Protect your AI applications with comprehensive guardrails that ensure safety, security, and compliance across all interactions. Add these as you build your workflows.

Detect PII (Personally Identifiable Information)

Input & OutputPrivacy/Compliance

Definition

Scans input or output for sensitive data like names, addresses, or account numbers. It masks or redacts this data to protect user privacy.

Best Used

Input: Before prompt processing to prevent sensitive data logging. Output: Before display to ensure the model doesn't leak PII, even from its training data.

Hallucination

OutputFactual Accuracy

Definition

Compares the AI's generated response against verified, external sources (grounding) to check factual accuracy. Prevents the model from generating fabricated or incorrect information.

Best Used

In Retrieval-Augmented Generation (RAG) systems or any application generating high-stakes, factual content (e.g., legal, financial, or medical summaries).

Detect Jailbreak

InputSecurity/Integrity

Definition

Analyzes the user's prompt for malicious intent, obfuscation, or manipulation tactics designed to bypass safety filters.
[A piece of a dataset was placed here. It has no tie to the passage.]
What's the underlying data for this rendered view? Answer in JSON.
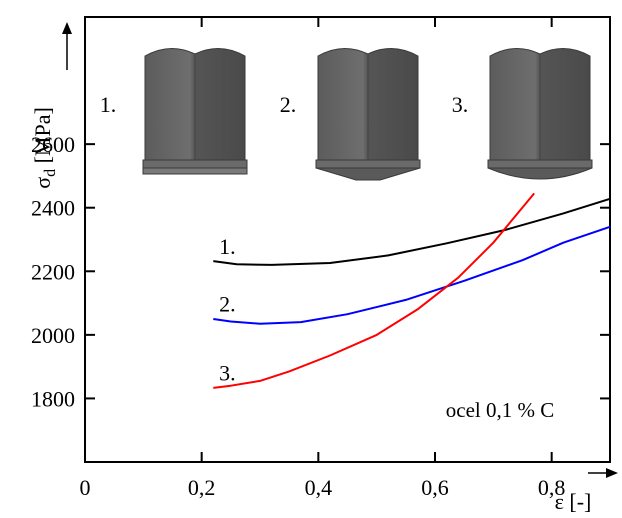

Blocks attempts to force the model to perform disallowed or harmful actions.

Best Used

On user-facing applications where the model's core instructions must be protected from external attacks to maintain system integrity and security.

Moderation

Input & OutputSafety/Ethics

Definition

Uses classifiers to flag and filter text (input and output) that is toxic, hateful, explicit, or discriminatory. Ensures all parts of the conversation are safe and compliant with ethical guidelines.

Best Used

Input: To stop harmful prompts before they reach the LLM. Output: To filter any inappropriate content the model may inadvertently generate, protecting brand reputation.

LLM Critique

OutputQuality Assurance

Definition

Employs a separate, often smaller, language model to evaluate the primary LLM's final output against detailed rules for accuracy, style, and safety. Serves as an automated, sophisticated quality assurance layer.

Best Used

As the final check in complex AI agents or pipelines that require the response to strictly adhere to multiple, nuanced constraints (e.g., tone, format, and compliance).